Le réalisateur espagnol Luis Buñuel a fait de l’incontournable réalité du désir le thème de son œuvre cinématographique. En réalisant le fantasme par le biais du  surréalisme, dans la fiction du film, il a mis en lumière son origine irrationnelle. Avec “Le Charme discret de la bourgeoisie” et “L’Obscur objet du désir”, Buñuel fait tenir le fantasme sexuel pour l’envers secret de l’ordre bourgeois. Avec la férocité d’un style où la phobie, l’obsession, le fétichisme et les perversions ne sont jamais indemnes d’une culture de classe et d’une exploitation religieuse, il transpose au cinéma les processus d’élaboration du rêve cernés par la psychanalyse.

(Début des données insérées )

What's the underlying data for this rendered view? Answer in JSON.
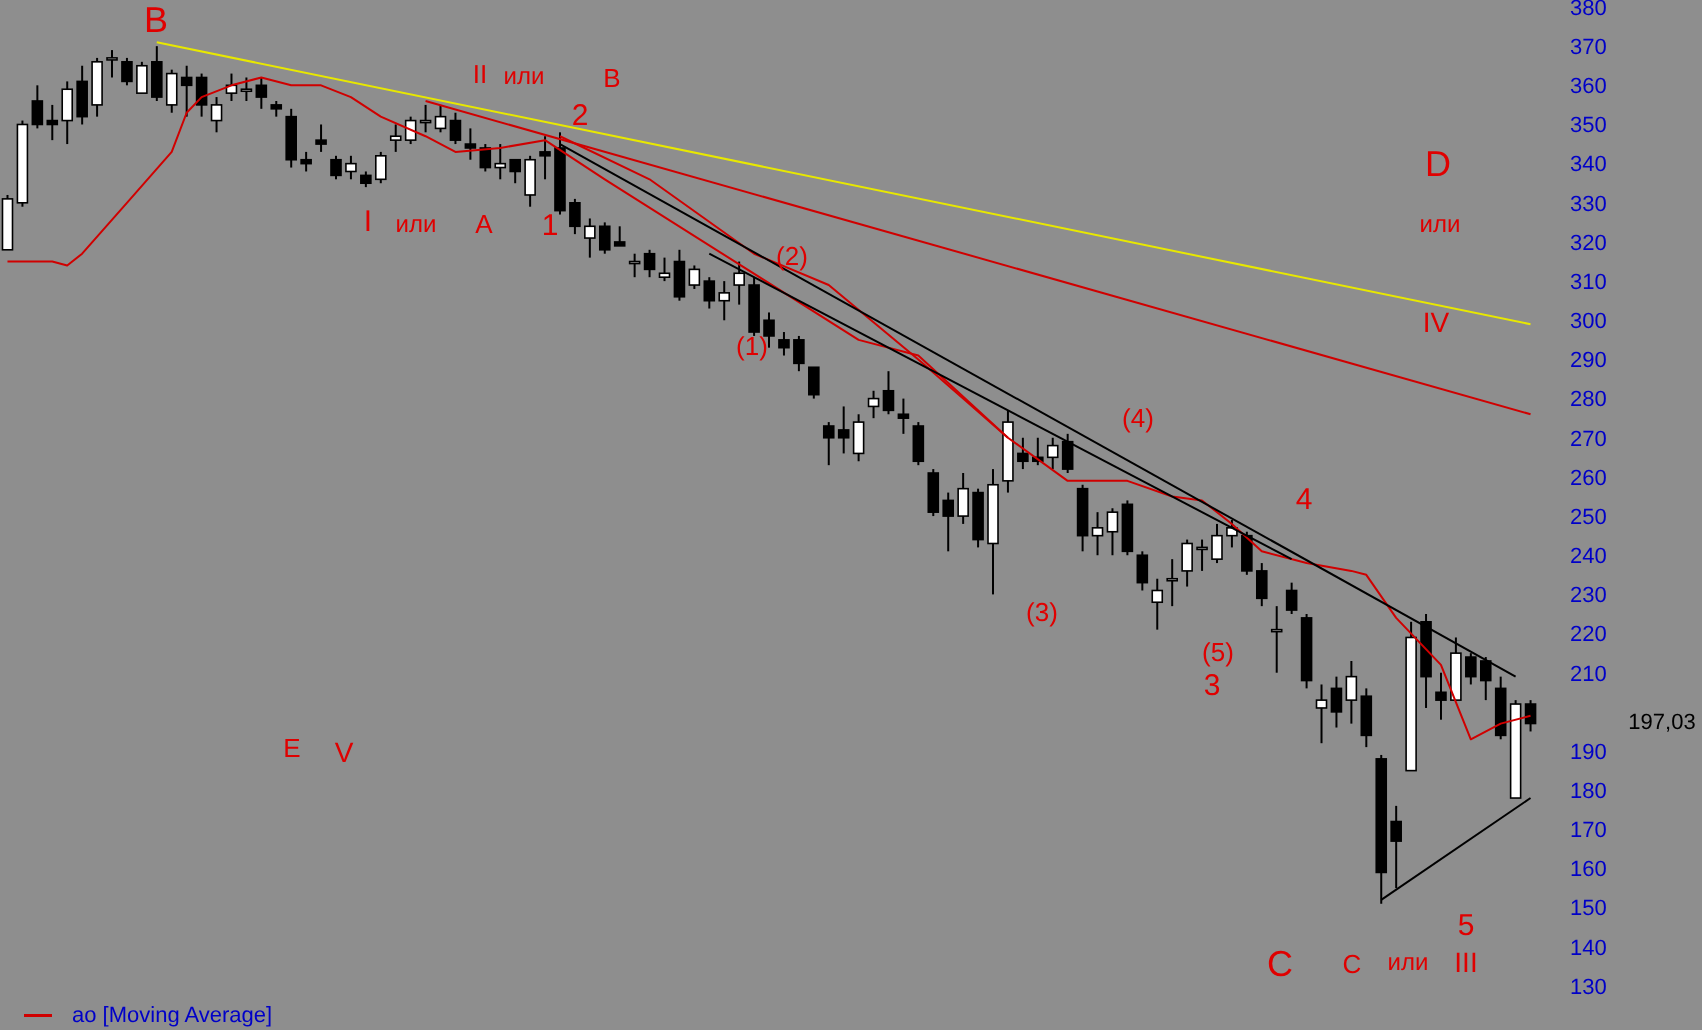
{
  "chart_data": {
    "type": "candlestick",
    "categories": [
      null,
      null,
      null,
      null,
      null,
      null,
      null,
      null,
      null,
      null,
      null,
      null,
      null,
      null,
      null,
      null,
      null,
      null,
      null,
      null,
      null,
      null,
      null,
      null,
      null,
      null,
      null,
      null,
      null,
      null,
      null,
      null,
      null,
      null,
      null,
      null,
      null,
      null,
      null,
      null,
      null,
      null,
      null,
      null,
      null,
      null,
      null,
      null,
      null,
      null,
      null,
      null,
      null,
      null,
      null,
      null,
      null,
      null,
      null,
      null,
      null,
      null,
      null,
      null,
      null,
      null,
      null,
      null,
      null,
      null,
      null,
      null,
      null,
      null,
      null,
      null,
      null,
      null,
      null,
      null,
      null,
      null,
      null,
      null,
      null,
      null,
      null,
      null,
      null,
      null,
      null,
      null,
      null,
      null,
      null,
      null,
      null,
      null,
      null,
      null,
      null,
      null,
      null
    ],
    "ohlc": [
      [
        318,
        332,
        318,
        331
      ],
      [
        330,
        351,
        329,
        350
      ],
      [
        356,
        360,
        349,
        350
      ],
      [
        351,
        355,
        346,
        350
      ],
      [
        351,
        361,
        345,
        359
      ],
      [
        361,
        365,
        350,
        352
      ],
      [
        355,
        367,
        352,
        366
      ],
      [
        367,
        369,
        362,
        367
      ],
      [
        366,
        367,
        360,
        361
      ],
      [
        358,
        366,
        358,
        365
      ],
      [
        366,
        370,
        356,
        357
      ],
      [
        355,
        364,
        353,
        363
      ],
      [
        362,
        365,
        352,
        360
      ],
      [
        362,
        363,
        352,
        355
      ],
      [
        351,
        357,
        348,
        355
      ],
      [
        358,
        363,
        356,
        360
      ],
      [
        359,
        362,
        356,
        359
      ],
      [
        360,
        362,
        354,
        357
      ],
      [
        355,
        356,
        352,
        354
      ],
      [
        352,
        354,
        339,
        341
      ],
      [
        341,
        343,
        338,
        340
      ],
      [
        346,
        350,
        343,
        345
      ],
      [
        341,
        342,
        336,
        337
      ],
      [
        338,
        342,
        336,
        340
      ],
      [
        337,
        338,
        334,
        335
      ],
      [
        336,
        343,
        335,
        342
      ],
      [
        346,
        350,
        343,
        347
      ],
      [
        346,
        352,
        345,
        351
      ],
      [
        351,
        355,
        348,
        351
      ],
      [
        349,
        355,
        348,
        352
      ],
      [
        351,
        353,
        345,
        346
      ],
      [
        345,
        349,
        341,
        344
      ],
      [
        344,
        345,
        338,
        339
      ],
      [
        339,
        345,
        336,
        340
      ],
      [
        341,
        341,
        335,
        338
      ],
      [
        332,
        342,
        329,
        341
      ],
      [
        343,
        347,
        336,
        342
      ],
      [
        344,
        348,
        327,
        328
      ],
      [
        330,
        331,
        322,
        324
      ],
      [
        321,
        326,
        316,
        324
      ],
      [
        324,
        325,
        317,
        318
      ],
      [
        320,
        324,
        319,
        319
      ],
      [
        315,
        317,
        311,
        315
      ],
      [
        317,
        318,
        311,
        313
      ],
      [
        311,
        316,
        310,
        312
      ],
      [
        315,
        318,
        305,
        306
      ],
      [
        309,
        314,
        308,
        313
      ],
      [
        310,
        311,
        303,
        305
      ],
      [
        305,
        310,
        300,
        307
      ],
      [
        309,
        315,
        304,
        312
      ],
      [
        309,
        311,
        296,
        297
      ],
      [
        300,
        302,
        293,
        296
      ],
      [
        295,
        297,
        291,
        293
      ],
      [
        295,
        296,
        287,
        289
      ],
      [
        288,
        288,
        280,
        281
      ],
      [
        273,
        274,
        263,
        270
      ],
      [
        272,
        278,
        266,
        270
      ],
      [
        266,
        276,
        264,
        274
      ],
      [
        278,
        282,
        275,
        280
      ],
      [
        282,
        287,
        276,
        277
      ],
      [
        276,
        280,
        271,
        275
      ],
      [
        273,
        274,
        263,
        264
      ],
      [
        261,
        262,
        250,
        251
      ],
      [
        254,
        256,
        241,
        250
      ],
      [
        250,
        261,
        248,
        257
      ],
      [
        256,
        257,
        242,
        244
      ],
      [
        243,
        262,
        230,
        258
      ],
      [
        259,
        277,
        256,
        274
      ],
      [
        266,
        270,
        262,
        264
      ],
      [
        265,
        270,
        263,
        264
      ],
      [
        265,
        270,
        262,
        268
      ],
      [
        269,
        271,
        261,
        262
      ],
      [
        257,
        258,
        241,
        245
      ],
      [
        245,
        251,
        240,
        247
      ],
      [
        246,
        252,
        240,
        251
      ],
      [
        253,
        254,
        240,
        241
      ],
      [
        240,
        241,
        231,
        233
      ],
      [
        228,
        234,
        221,
        231
      ],
      [
        234,
        239,
        227,
        234
      ],
      [
        236,
        244,
        232,
        243
      ],
      [
        242,
        244,
        236,
        242
      ],
      [
        239,
        248,
        238,
        245
      ],
      [
        245,
        249,
        242,
        247
      ],
      [
        245,
        246,
        235,
        236
      ],
      [
        236,
        238,
        227,
        229
      ],
      [
        221,
        227,
        210,
        221
      ],
      [
        231,
        233,
        225,
        226
      ],
      [
        224,
        225,
        206,
        208
      ],
      [
        201,
        207,
        192,
        203
      ],
      [
        206,
        209,
        196,
        200
      ],
      [
        203,
        213,
        197,
        209
      ],
      [
        204,
        206,
        191,
        194
      ],
      [
        188,
        189,
        151,
        159
      ],
      [
        172,
        176,
        155,
        167
      ],
      [
        185,
        223,
        185,
        219
      ],
      [
        223,
        225,
        201,
        209
      ],
      [
        205,
        210,
        198,
        203
      ],
      [
        203,
        219,
        203,
        215
      ],
      [
        214,
        215,
        207,
        209
      ],
      [
        213,
        214,
        203,
        208
      ],
      [
        206,
        209,
        193,
        194
      ],
      [
        178,
        203,
        178,
        202
      ],
      [
        202,
        203,
        195,
        197.03
      ]
    ],
    "series": [
      {
        "type": "line",
        "name": "ао [Moving Average]",
        "color": "#d00000",
        "values": [
          315,
          null,
          null,
          315,
          314,
          317,
          null,
          null,
          330,
          null,
          null,
          343,
          353,
          357,
          null,
          360,
          null,
          362,
          null,
          360,
          null,
          360,
          null,
          357,
          null,
          352,
          null,
          null,
          347,
          null,
          343,
          null,
          null,
          344,
          null,
          null,
          346,
          null,
          null,
          null,
          336,
          null,
          null,
          null,
          null,
          null,
          null,
          null,
          null,
          null,
          null,
          null,
          null,
          null,
          null,
          null,
          null,
          295,
          null,
          null,
          null,
          291,
          null,
          null,
          null,
          null,
          null,
          270,
          null,
          null,
          null,
          259,
          null,
          null,
          null,
          259,
          null,
          null,
          255,
          null,
          254,
          null,
          248,
          null,
          241,
          null,
          null,
          238,
          null,
          null,
          236,
          235,
          null,
          224,
          null,
          null,
          212,
          null,
          193,
          null,
          197,
          null,
          199
        ]
      },
      {
        "type": "line",
        "color": "#d00000",
        "values": [
          null,
          null,
          null,
          null,
          null,
          null,
          null,
          null,
          null,
          null,
          null,
          null,
          null,
          null,
          null,
          null,
          null,
          null,
          null,
          null,
          null,
          null,
          null,
          null,
          null,
          null,
          null,
          null,
          null,
          null,
          null,
          null,
          null,
          null,
          null,
          null,
          null,
          347,
          null,
          null,
          null,
          null,
          null,
          336,
          null,
          null,
          null,
          null,
          null,
          null,
          317,
          null,
          null,
          null,
          null,
          309,
          null,
          null,
          null,
          null,
          null,
          290,
          null,
          null,
          280,
          null,
          null,
          270,
          null,
          null,
          null,
          null,
          null,
          null,
          null,
          null,
          null,
          null,
          null,
          null,
          null,
          null,
          null,
          null,
          null,
          null,
          null,
          null,
          null,
          null,
          null,
          null,
          null,
          null,
          null,
          null,
          null,
          null,
          null,
          null,
          null,
          null,
          null
        ]
      },
      {
        "type": "line",
        "color": "#e8e800",
        "values": [
          null,
          null,
          null,
          null,
          null,
          null,
          null,
          null,
          null,
          null,
          371,
          null,
          null,
          null,
          null,
          null,
          null,
          null,
          null,
          null,
          null,
          null,
          null,
          null,
          null,
          null,
          null,
          null,
          null,
          null,
          null,
          null,
          null,
          null,
          null,
          null,
          null,
          null,
          null,
          null,
          null,
          null,
          null,
          null,
          null,
          null,
          null,
          null,
          null,
          null,
          null,
          null,
          null,
          null,
          null,
          null,
          null,
          null,
          null,
          null,
          null,
          null,
          null,
          null,
          null,
          null,
          null,
          null,
          null,
          null,
          null,
          null,
          null,
          null,
          null,
          null,
          null,
          null,
          null,
          null,
          null,
          null,
          null,
          null,
          null,
          null,
          null,
          null,
          null,
          null,
          null,
          null,
          null,
          null,
          null,
          null,
          null,
          null,
          null,
          null,
          null,
          null,
          299
        ]
      },
      {
        "type": "line",
        "color": "#d00000",
        "values": [
          null,
          null,
          null,
          null,
          null,
          null,
          null,
          null,
          null,
          null,
          null,
          null,
          null,
          null,
          null,
          null,
          null,
          null,
          null,
          null,
          null,
          null,
          null,
          null,
          null,
          null,
          null,
          null,
          356,
          null,
          null,
          null,
          null,
          null,
          null,
          null,
          null,
          null,
          null,
          null,
          null,
          null,
          null,
          null,
          null,
          null,
          null,
          null,
          null,
          null,
          null,
          null,
          null,
          null,
          null,
          null,
          null,
          null,
          null,
          null,
          null,
          null,
          null,
          null,
          null,
          null,
          null,
          null,
          null,
          null,
          null,
          null,
          null,
          null,
          null,
          null,
          null,
          null,
          null,
          null,
          null,
          null,
          null,
          null,
          null,
          null,
          null,
          null,
          null,
          null,
          null,
          null,
          null,
          null,
          null,
          null,
          null,
          null,
          null,
          null,
          null,
          null,
          276
        ]
      },
      {
        "type": "line",
        "color": "#000000",
        "values": [
          null,
          null,
          null,
          null,
          null,
          null,
          null,
          null,
          null,
          null,
          null,
          null,
          null,
          null,
          null,
          null,
          null,
          null,
          null,
          null,
          null,
          null,
          null,
          null,
          null,
          null,
          null,
          null,
          null,
          null,
          null,
          null,
          null,
          null,
          null,
          null,
          null,
          345,
          null,
          null,
          null,
          null,
          null,
          null,
          null,
          null,
          null,
          null,
          null,
          null,
          null,
          null,
          null,
          null,
          null,
          null,
          null,
          null,
          null,
          null,
          null,
          null,
          null,
          null,
          null,
          null,
          null,
          null,
          null,
          null,
          null,
          null,
          null,
          null,
          null,
          null,
          null,
          null,
          null,
          null,
          null,
          null,
          null,
          null,
          null,
          null,
          null,
          null,
          null,
          null,
          null,
          null,
          null,
          null,
          null,
          null,
          null,
          null,
          null,
          null,
          null,
          209,
          null
        ]
      },
      {
        "type": "line",
        "color": "#000000",
        "values": [
          null,
          null,
          null,
          null,
          null,
          null,
          null,
          null,
          null,
          null,
          null,
          null,
          null,
          null,
          null,
          null,
          null,
          null,
          null,
          null,
          null,
          null,
          null,
          null,
          null,
          null,
          null,
          null,
          null,
          null,
          null,
          null,
          null,
          null,
          null,
          null,
          null,
          null,
          null,
          null,
          null,
          null,
          null,
          null,
          null,
          null,
          null,
          317,
          null,
          null,
          null,
          null,
          null,
          null,
          null,
          null,
          null,
          null,
          null,
          null,
          null,
          null,
          null,
          null,
          null,
          null,
          null,
          null,
          null,
          null,
          null,
          null,
          null,
          null,
          null,
          null,
          null,
          null,
          null,
          null,
          null,
          null,
          null,
          null,
          null,
          null,
          239,
          null,
          null,
          null,
          null,
          null,
          null,
          null,
          null,
          null,
          null,
          null,
          null,
          null,
          null,
          null,
          null
        ]
      },
      {
        "type": "line",
        "color": "#000000",
        "values": [
          null,
          null,
          null,
          null,
          null,
          null,
          null,
          null,
          null,
          null,
          null,
          null,
          null,
          null,
          null,
          null,
          null,
          null,
          null,
          null,
          null,
          null,
          null,
          null,
          null,
          null,
          null,
          null,
          null,
          null,
          null,
          null,
          null,
          null,
          null,
          null,
          null,
          null,
          null,
          null,
          null,
          null,
          null,
          null,
          null,
          null,
          null,
          null,
          null,
          null,
          null,
          null,
          null,
          null,
          null,
          null,
          null,
          null,
          null,
          null,
          null,
          null,
          null,
          null,
          null,
          null,
          null,
          null,
          null,
          null,
          null,
          null,
          null,
          null,
          null,
          null,
          null,
          null,
          null,
          null,
          null,
          null,
          null,
          null,
          null,
          null,
          null,
          null,
          null,
          null,
          null,
          null,
          152,
          null,
          null,
          null,
          null,
          null,
          null,
          null,
          null,
          null,
          178
        ]
      }
    ],
    "annotations": [
      "B",
      "II",
      "или",
      "B",
      "2",
      "I",
      "или",
      "A",
      "1",
      "(2)",
      "(1)",
      "(4)",
      "4",
      "(3)",
      "(5)",
      "3",
      "5",
      "D",
      "или",
      "IV",
      "E",
      "V",
      "C",
      "C",
      "или",
      "III",
      "197,03"
    ],
    "ylim": [
      130,
      380
    ],
    "yticks": [
      130,
      140,
      150,
      160,
      170,
      180,
      190,
      210,
      220,
      230,
      240,
      250,
      260,
      270,
      280,
      290,
      300,
      310,
      320,
      330,
      340,
      350,
      360,
      370,
      380
    ],
    "tick_labels": "y",
    "legend": "bottom left",
    "marker": "none"
  }
}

Pour Alfred Hitchcock, un rêve est une énigme à interpréter. Il s’insère donc naturellement dans un thriller, et participe directement de sa problématique. C’est ce principe qui préside au scénario de “La Maison du Dr Edwardes”, une histoire de médecins et de psychanalystes plus ou moins pervers. Les indices qui permettent la résolution de l’intrigue ne sont plus placés dans la vie réelle mais dans les phobies et les souvenirs du héros. Par pans successifs, comme dans un puzzle, le récit filmique va construire la raison  des troubles psychiques du protagoniste et livrer les clés de l’énigme policière. Très esthétique (Dali en a peint les décors), le rêve est construit selon une stricte référence à Freud. Mais le film n’est pas une Sphinge. Il s’attarde et jouit surtout de l’angoisse qu’il met en scène.

La folie se manifeste, au cinéma, là où le réalisateur ne se propose pas, forcément, de la déceler, de l’expliquer. On la découvre, par exemple, dans une série de flash-back, avec “Citizen Kane”, d’Orson Welles. La folie se révèle ici à travers les groupes de pouvoir, les rapports de sexe, d’exploitation ou d’argent. Il s’agit, chaque fois, d’explorer une région du passé, avec des images en profondeur, chacune avec ses accents propres ou ses potentiels. Que Kane prononce le mot-clé de son enfance (“Rose bud”), au moment de la mort, n’est pas seulement l’indice d’un déchirement œdipien. C’est le dernier objet transitionnel, parce que dernier, de l’espace ludique de l’enfance.